Saima Malik - Biosketch
All of my scientific education and research training has been obtained at McGill University. During the course of my BSc studies in Physiology, I developed a keen interest in neuroscience, thereby prompting me to pursue a Master of Science degree in the Department of Neurology & Neurosurgery. My MSc research examined the effects of prenatal antidepressant exposure on brain serotonergic systems in a guinea pig model. In particular, I used autoradiography to quantify serotonin 1A receptors in selective brain areas. Upon successful completion of my Master's studies, a positive research experience and a continued interest in neuroscience, led to my decision to enroll in the doctoral program in the same department. Due to my budding interest in understanding the living human brain, I entered the domain of brain imaging under the supervision of Dr.
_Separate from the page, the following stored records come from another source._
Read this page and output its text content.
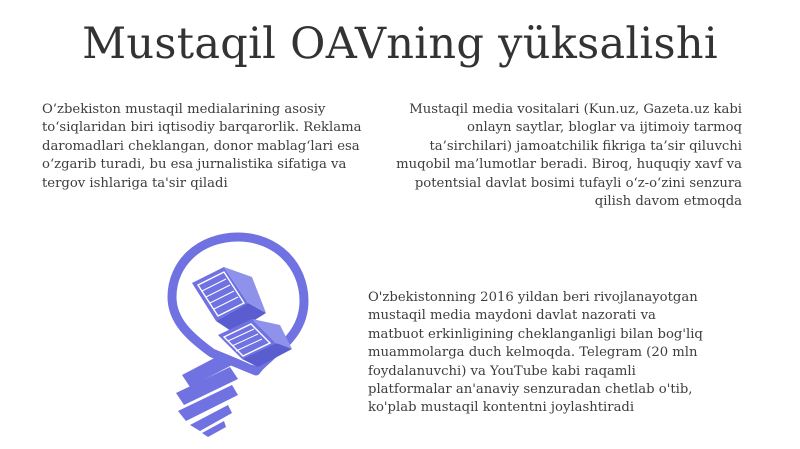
Mustaqil OAVning yüksalishi
O‘zbekiston mustaqil medialarining asosiy to‘siqlaridan biri iqtisodiy barqarorlik. Reklama daromadlari cheklangan, donor mablag‘lari esa o‘zgarib turadi, bu esa jurnalistika sifatiga va tergov ishlariga ta'sir qiladi
Mustaqil media vositalari (Kun.uz, Gazeta.uz kabi onlayn saytlar, bloglar va ijtimoiy tarmoq ta’sirchilari) jamoatchilik fikriga ta’sir qiluvchi muqobil ma’lumotlar beradi. Biroq, huquqiy xavf va potentsial davlat bosimi tufayli o‘z-o‘zini senzura qilish davom etmoqda
O'zbekistonning 2016 yildan beri rivojlanayotgan mustaqil media maydoni davlat nazorati va matbuot erkinligining cheklanganligi bilan bog'liq muammolarga duch kelmoqda. Telegram (20 mln foydalanuvchi) va YouTube kabi raqamli platformalar an'anaviy senzuradan chetlab o'tib, ko'plab mustaqil kontentni joylashtiradi
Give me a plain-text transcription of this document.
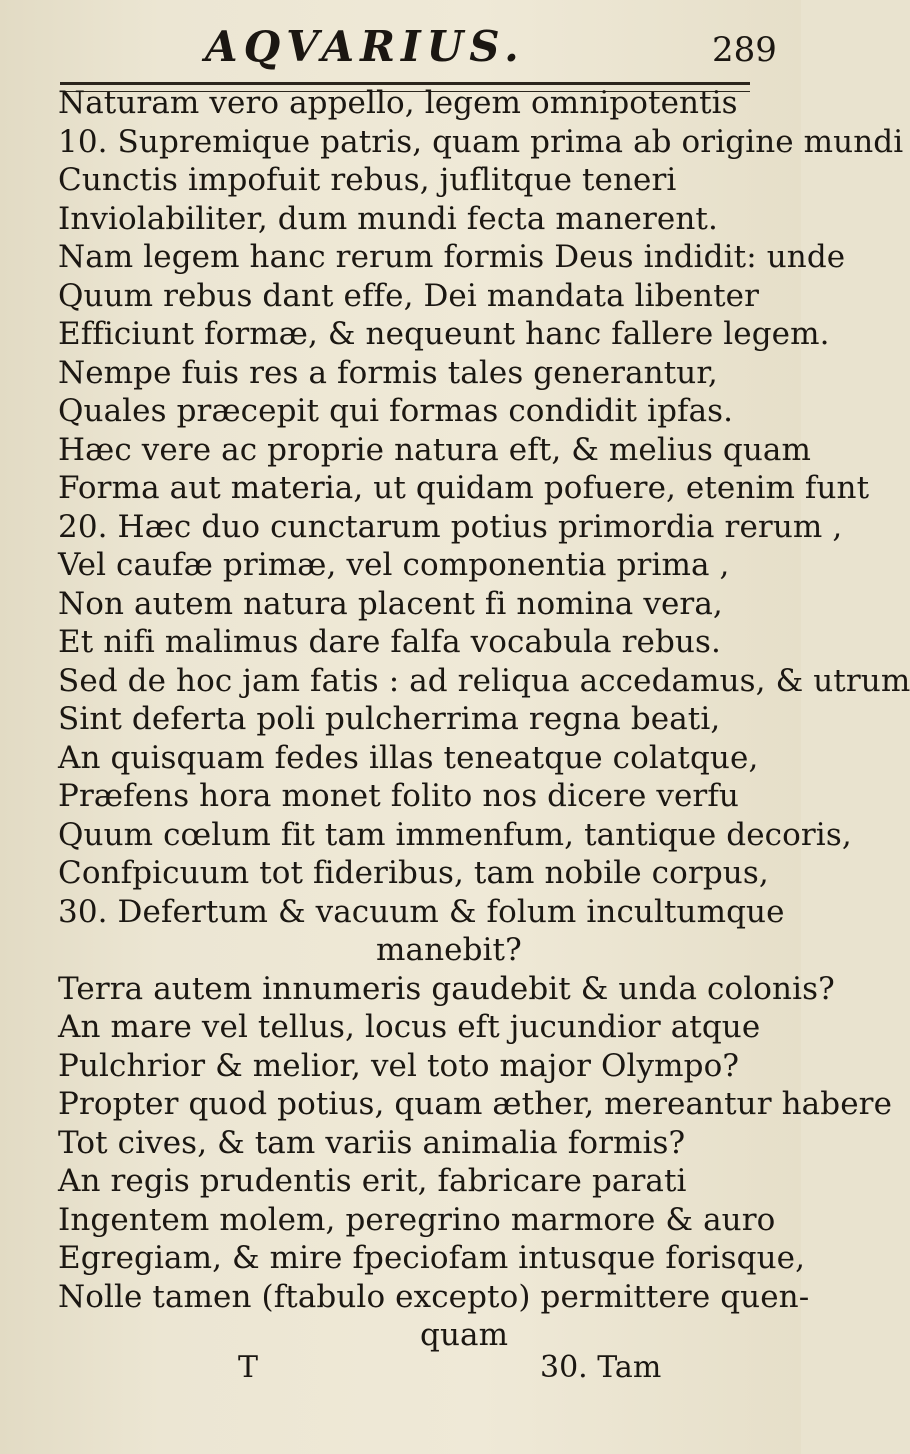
AQVARIUS.	289
Naturam vero appello, legem omnipotentis
10. Supremique patris, quam prima ab origine mundi
Cunctis impofuit rebus, juflitque teneri
Inviolabiliter, dum mundi fecta manerent.
Nam legem hanc rerum formis Deus indidit: unde
Quum rebus dant effe, Dei mandata libenter
Efficiunt formæ, & nequeunt hanc fallere legem.
Nempe fuis res a formis tales generantur,
Quales præcepit qui formas condidit ipfas.
Hæc vere ac proprie natura eft, & melius quam
Forma aut materia, ut quidam pofuere, etenim funt
20. Hæc duo cunctarum potius primordia rerum ,
Vel caufæ primæ, vel componentia prima ,
Non autem natura placent fi nomina vera,
Et nifi malimus dare falfa vocabula rebus.
Sed de hoc jam fatis : ad reliqua accedamus, & utrum
Sint deferta poli pulcherrima regna beati,
An quisquam fedes illas teneatque colatque,
Præfens hora monet folito nos dicere verfu
Quum cœlum fit tam immenfum, tantique decoris,
Confpicuum tot fideribus, tam nobile corpus,
30. Defertum & vacuum & folum incultumque
manebit?
Terra autem innumeris gaudebit & unda colonis?
An mare vel tellus, locus eft jucundior atque
Pulchrior & melior, vel toto major Olympo?
Propter quod potius, quam æther, mereantur habere
Tot cives, & tam variis animalia formis?
An regis prudentis erit, fabricare parati
Ingentem molem, peregrino marmore & auro
Egregiam, & mire fpeciofam intusque forisque,
Nolle tamen (ftabulo excepto) permittere quen-
quam
T	30. Tam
Alain Dagher at the Montreal Neurological Institute.
My doctoral work examines the neural substrates of feeding behavior in healthy humans, using functional Magnetic Resonance Imaging (fMRI). Functional MRI was developed in the 1990s and provides an indirect assessment of neural function. Gaining recognition as a non-invasive methodological tool, it is increasingly being employed to examine brain activation associated with cognitive and pharmacological challenges. In this regard, I have utilized fMRI to investigate the neural response to food and scenery pictures in healthy subjects, following two different feeding-related paradigms: (1) after the intravenous administration of the orexigenic hormone ghrelin, and (2) after manipulating the cognitive expectation of food. The results of these projects show that the neural response to food cues is modulated by both intrinsic factors such as hormones, and extrinsic factors such as expectation to eat. Overall, my PhD research has afforded me extensive training in the design, conduct and analysis of imaging experiments.